His first season among the greats arrives at the age of 17 in the Tuscan championship of excellence and for five years he toured various teams in the region.

At the age of 23 he made his debut in Serie D with the Lavagnese team where he collected 21 appearances with 2 goals and 4 assists.

The following year he moved to Juventus Domo, in the Piedmontese championship, where he scored 10 goals in 25 appearances from the right wing.

He returns to Serie D the following year in the jersey of his hometown Viareggio.

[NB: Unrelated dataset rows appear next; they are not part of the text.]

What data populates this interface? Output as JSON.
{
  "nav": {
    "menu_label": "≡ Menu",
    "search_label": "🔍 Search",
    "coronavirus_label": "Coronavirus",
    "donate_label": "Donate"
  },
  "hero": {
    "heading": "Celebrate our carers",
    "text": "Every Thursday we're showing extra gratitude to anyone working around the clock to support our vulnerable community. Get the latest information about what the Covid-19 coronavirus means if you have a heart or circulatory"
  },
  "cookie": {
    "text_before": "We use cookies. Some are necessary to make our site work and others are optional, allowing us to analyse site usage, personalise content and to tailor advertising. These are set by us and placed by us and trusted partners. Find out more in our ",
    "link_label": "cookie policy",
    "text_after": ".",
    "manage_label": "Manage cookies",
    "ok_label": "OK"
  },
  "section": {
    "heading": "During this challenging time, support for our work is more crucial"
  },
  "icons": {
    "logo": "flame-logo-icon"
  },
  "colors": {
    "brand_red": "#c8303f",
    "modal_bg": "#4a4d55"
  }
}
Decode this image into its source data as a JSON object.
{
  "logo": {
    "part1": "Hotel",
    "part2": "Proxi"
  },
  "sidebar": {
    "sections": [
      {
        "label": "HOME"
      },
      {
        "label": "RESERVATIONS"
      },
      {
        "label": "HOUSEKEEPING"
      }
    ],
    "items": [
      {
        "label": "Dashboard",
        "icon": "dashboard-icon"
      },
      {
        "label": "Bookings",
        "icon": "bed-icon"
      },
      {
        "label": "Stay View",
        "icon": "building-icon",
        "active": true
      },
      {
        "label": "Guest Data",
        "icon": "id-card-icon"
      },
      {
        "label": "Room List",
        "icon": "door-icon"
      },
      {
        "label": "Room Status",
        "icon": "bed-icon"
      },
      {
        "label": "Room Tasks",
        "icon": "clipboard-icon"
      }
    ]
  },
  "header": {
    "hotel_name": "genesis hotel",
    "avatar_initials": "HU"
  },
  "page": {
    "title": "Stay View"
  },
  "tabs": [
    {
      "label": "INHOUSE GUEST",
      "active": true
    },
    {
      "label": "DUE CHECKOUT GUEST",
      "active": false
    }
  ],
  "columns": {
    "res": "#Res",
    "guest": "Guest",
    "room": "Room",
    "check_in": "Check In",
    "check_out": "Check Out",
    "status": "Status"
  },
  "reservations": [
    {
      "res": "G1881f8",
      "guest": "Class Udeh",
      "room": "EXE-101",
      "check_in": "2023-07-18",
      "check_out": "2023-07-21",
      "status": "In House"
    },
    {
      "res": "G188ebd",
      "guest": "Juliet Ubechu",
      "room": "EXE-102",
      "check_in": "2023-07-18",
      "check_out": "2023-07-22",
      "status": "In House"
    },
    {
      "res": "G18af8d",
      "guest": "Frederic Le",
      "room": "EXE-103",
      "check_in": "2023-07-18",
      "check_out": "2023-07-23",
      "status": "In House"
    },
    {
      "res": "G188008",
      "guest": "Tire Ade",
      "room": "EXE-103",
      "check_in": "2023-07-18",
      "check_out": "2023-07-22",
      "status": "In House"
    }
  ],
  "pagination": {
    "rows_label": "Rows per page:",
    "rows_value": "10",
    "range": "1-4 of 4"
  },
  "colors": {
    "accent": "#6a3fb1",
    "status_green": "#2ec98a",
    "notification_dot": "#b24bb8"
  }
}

Concluding the year with 36 appearances, 8 goals and 7 assists.

In the 2018–2019 season he wears the San Donato Tavarnelle shirt, collecting 9 goals and 9 assists in 36 appearances.

The 2019–2020 season he plays with the Grosseto, concluding with 25 appearances, 9 goals and 3 assists and the victory of the Serie D championship which stopped first due to covid.

Reconfirmed in 2020–2021 with Grosseto in Serie C, he finished the season with 11 goals and 7 assists in 36 appearances.

To Conclude the season Grosseto has earned a chance in the playoffs which have started with a first game win where Elia contributed an assist.

On 15 July 2021, he signed a one-year contract with Carrarese.

On 13 January 2022, he moved to Mantova.

On 13 July 2022, he joined to San Donato.